Quizá Mayo del 68, “seamos realistas, pidamos lo imposible”, estuvo lejos de sí mismo desde el principio; ya diez años antes, Arendt, en La condición humana, definió la utopía como “el auténtico opio del pueblo”. Más lo es, hoy;
en un contexto en el que “lo radical” no es la actitud que aspira a lo mejor, sino el pragmatismo omnipresente,
el imperio del “me gusta/no me gusta (tan nefasto para la política),
la inflación de las opiniones personales sin criterio (tan nefastas para el conocimiento).
No es “moderno” ser devoto de la utopía, ni siquiera cuando se tiene veinte años. Pero quiero hablar de ella para escapar, al menos, de la tiranía de la actualidad política que tanto presente nos arrebata.
Hoy, las utopías que se manejan son las que trabajan para uno mismo, es decir, las ambiciones y ansias a realizar y aliviar. Para “uno mismo” o para “el grupo de identidad” de pertenencia: ambas son excluyentes, donde solo caben el individuo y la tribu.
Yo sigo añorando la utopía como “lugar que no se da”,
como el “lugar” de las estrellas,
esas divinas criaturas a las que nunca se llega
y que nunca llegan a nosotros (por suerte), para que no resultemos aplastados, y para que ellas no resulten empalidecidas por nuestros propias nieblas y miserias.
Las estrellas: siempre lejanas, extensas, anchas, silenciosas, despiertas,
siempre orientando nuestro pensamiento y nuestros caminos,
y forzando a la realidad para que dé los resultados mejores posibles.
La utopía como el Gran Regulador de los comportamientos políticos y sociales.
Ser utópico no sería reivindicar lo imposible (eso sería reaccionario, Arendt,) sino reivindicar una vida mejor de la que existe, con la experiencia de avanzar o de retroceder, que es la señal de que la reivindicación está bien planteada.
Ser utópico podría ser, simplemente, trabajar apasionadamente hacia una sociedad más libre, más justa, más equitativa, más plural.

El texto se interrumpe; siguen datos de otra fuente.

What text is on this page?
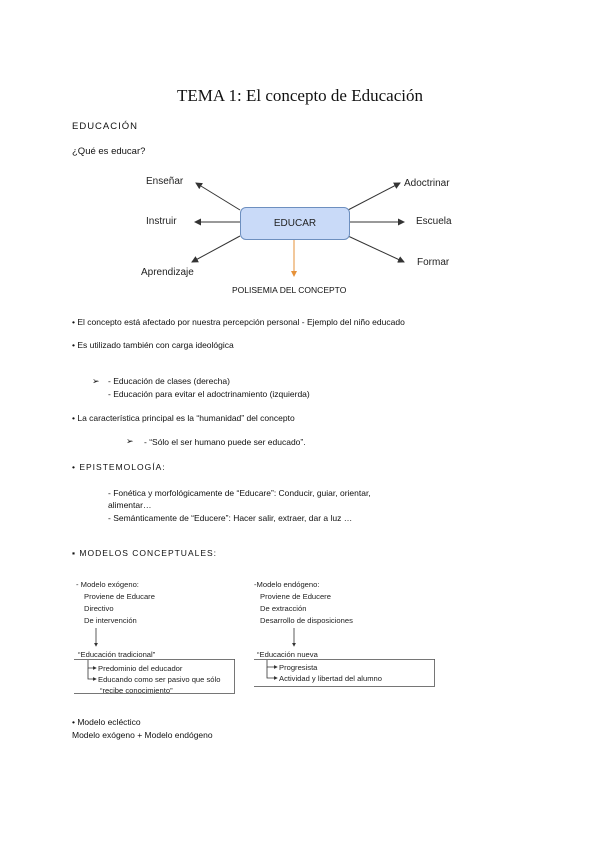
TEMA 1: El concepto de Educación
EDUCACIÓN
¿Qué es educar?
EDUCAR
Enseñar
Instruir
Aprendizaje
Adoctrinar
Escuela
Formar
POLISEMIA DEL CONCEPTO
• El concepto está afectado por nuestra percepción personal - Ejemplo del niño educado
• Es utilizado también con carga ideológica
➢ - Educación de clases (derecha)
- Educación para evitar el adoctrinamiento (izquierda)
• La característica principal es la “humanidad” del concepto
➢ - “Sólo el ser humano puede ser educado”.
• EPISTEMOLOGÍA:
- Fonética y morfológicamente de “Educare”: Conducir, guiar, orientar,
alimentar…
- Semánticamente de “Educere”: Hacer salir, extraer, dar a luz …
▪ MODELOS CONCEPTUALES:
- Modelo exógeno:
Proviene de Educare
Directivo
De intervención
“Educación tradicional”
Predominio del educador
Educando como ser pasivo que sólo
“recibe conocimiento”
-Modelo endógeno:
Proviene de Educere
De extracción
Desarrollo de disposiciones
“Educación nueva
Progresista
Actividad y libertad del alumno
• Modelo ecléctico
Modelo exógeno + Modelo endógeno
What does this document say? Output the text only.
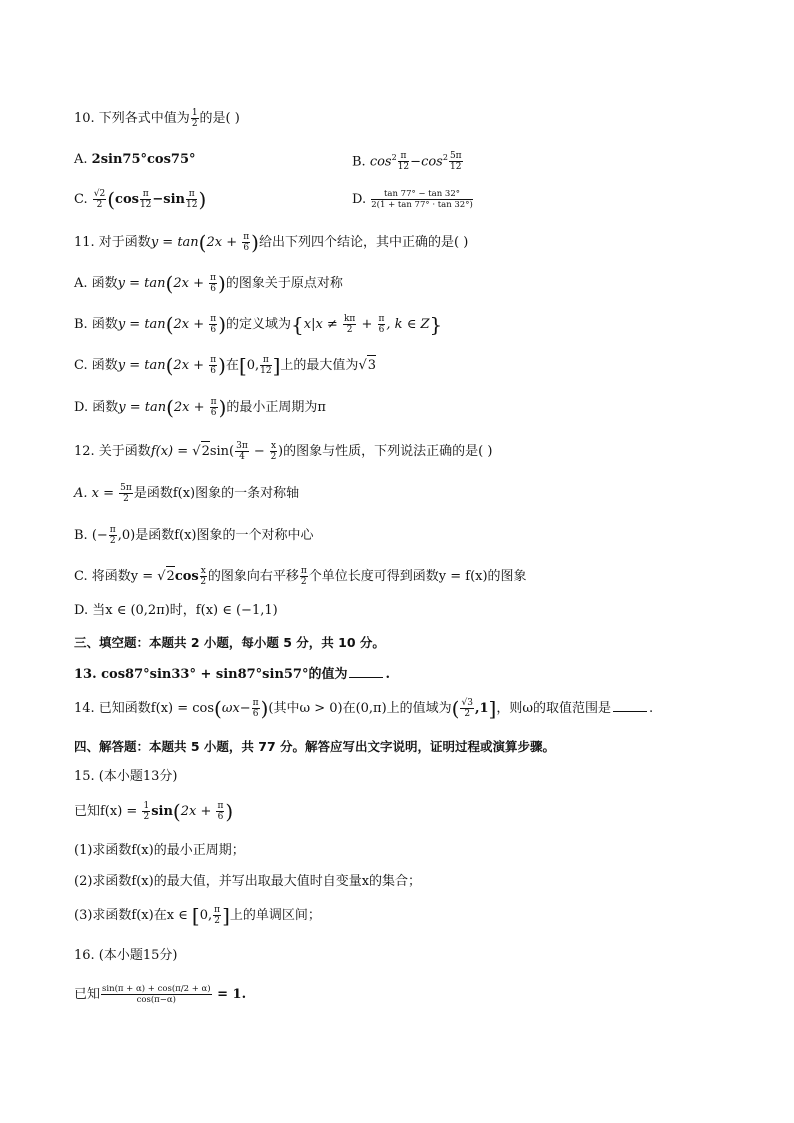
10. 下列各式中值为 $\frac{1}{2}$ 的是( )
A. 2sin75°cos75°	B. $\cos^2 \frac{\pi}{12} -\cos^2 \frac{5\pi}{12}$
C. $\frac{√2}{2} (\cos \frac{\pi}{12} -\sin \frac{\pi}{12}$ )	D. $\frac{\tan 77^\circ - \tan 32^\circ}{2(1 + \tan 77^\circ \cdot \tan 32^\circ)}$
11. 对于函数$y = \tan(2x + \frac{\pi}{6}$ )给出下列四个结论，其中正确的是( )
A. 函数$y = \tan(2x + \frac{\pi}{6}$ )的图象关于原点对称
B. 函数$y = \tan(2x + \frac{\pi}{6}$ )的定义域为{$x|x \ne \frac{k\pi}{2} + \frac{\pi}{6}$ , k ∈ Z}
C. 函数$y = \tan(2x + \frac{\pi}{6}$ )在[0, $\frac{\pi}{12}$ ]上的最大值为√3
D. 函数$y = \tan(2x + \frac{\pi}{6}$ )的最小正周期为π
12. 关于函数$f(x) = √2\sin( \frac{3\pi}{4} - \frac{x}{2}$ )的图象与性质，下列说法正确的是( )
A. $x = \frac{5\pi}{2}$ 是函数f(x)图象的一条对称轴
B. (− $\frac{\pi}{2} ,0$)是函数f(x)图象的一个对称中心
C. 将函数$y = √2\cos \frac{x}{2}$ 的图象向右平移 $\frac{\pi}{2}$ 个单位长度可得到函数y = f(x)的图象
D. 当x ∈ (0,2π)时，f(x) ∈ (−1,1)
三、填空题：本题共 2 小题，每小题 5 分，共 10 分。
13. cos87°sin33° + sin87°sin57°的值为	.
14. 已知函数$f(x) = \cos(\omega x- \frac{\pi}{6}$ )(其中ω > 0)在(0,π)上的值域为( $\frac{√3}{2} ,1$]，则ω的取值范围是	.
四、解答题：本题共 5 小题，共 77 分。解答应写出文字说明，证明过程或演算步骤。
15. (本小题13分)
已知$f(x) = \frac{1}{2} \sin(2x + \frac{\pi}{6}$ )
(1)求函数f(x)的最小正周期；
(2)求函数f(x)的最大值，并写出取最大值时自变量x的集合；
(3)求函数f(x)在x ∈ [0, $\frac{\pi}{2}$ ]上的单调区间；
16. (本小题15分)
已知 $\frac{\sin(\pi + \alpha) + \cos(\pi/2 + \alpha)}{\cos(\pi-\alpha)} = 1$.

Una sociedad que estimula y refuerza la capacidad de elegir de las personas en orden a orientar sus vidas en función de sus preferencias porque tienen oportunidades para hacerlo.
“Las oportunidades para hacerlo” son muy desiguales.
Este es el punto de partida que los políticos nunca pueden olvidar. No podemos olvidar que, aunque se legisle para lo mejor de lo que hay,
“lo mejor” cuesta,
hay que hacer posible lo mejor con recursos,
y vivimos en una sociedad en la que los recursos de las personas son muy desiguales.
Deberíamos ser capaces de percibir que tenemos menos recursos que algunos, pero más que otros, para estar disponibles a contribuir desde la equidad.
Me estoy acordando de la gran respuesta indígena producida en Ecuador a partir del Decreto del Gobierno sobre la eliminación de subvenciones a los combustibles; o de la recientísima subida del precio del billete de metro en Santiago de Chile que obligó a decretar el Estado de Emergencia para hacer frente a la explosión social que desencadenó; sucesos estos muy parecidos, por otra parte, a lo que dio origen al Movimiento de los chalecos amarillos en Francia. En los tres casos se producía una pérdida de poder adquisitivo sobre una extensa ciudadanía de clase media-baja que difícilmente podían compensarlo.
Gran paradoja ésta de “lo malo de lo bueno” que tan bien sintetizó Paul Watzlawick, y tan aplicable resulta en política cuando se implementan grandes reformas como lucha contra el cambio climático, sostenibilidad del sistema de pensiones, mejora decidida y sostenible de la enseñanza, que exigen afrontar objetivos a largo plazo y, a la vez, atender objetivos a inmediato plazo,
que hacen preciso abordar la reducción o eliminación de las consecuencias malas (lo malo de lo bueno) en el corto plazo, desde una sociedad en la que no existe igualdad, sino que, muy al contrario, la hegemónica economía (tanto la liberal como la totalitaria) se está quedando sin respuestas ante la desigualdad y ante la injusta e inmoral inequidad después de haberse apoderado de todas las facetas de la vida.
El coste de las reformas puede resultar insufrible para algunos y desapercibido para otros, que no tendrán que experimentar disminución alguno de nivel de vida.
No se puede legislar como si todos los obligados por las nuevas legislaciones estuviesen en las mismas condiciones de igualdad. El coste de los servicios públicos debe distribuirse de tal manera que sus resultados sean percibidos por la ciudadanía como justos y equitativos, de modo que los equilibrios sociales no continúen el camino de la degradación. En ello nos va la paz. Y la salud democrática. Ambas cosas llegan, y permanecen, si se las cultiva.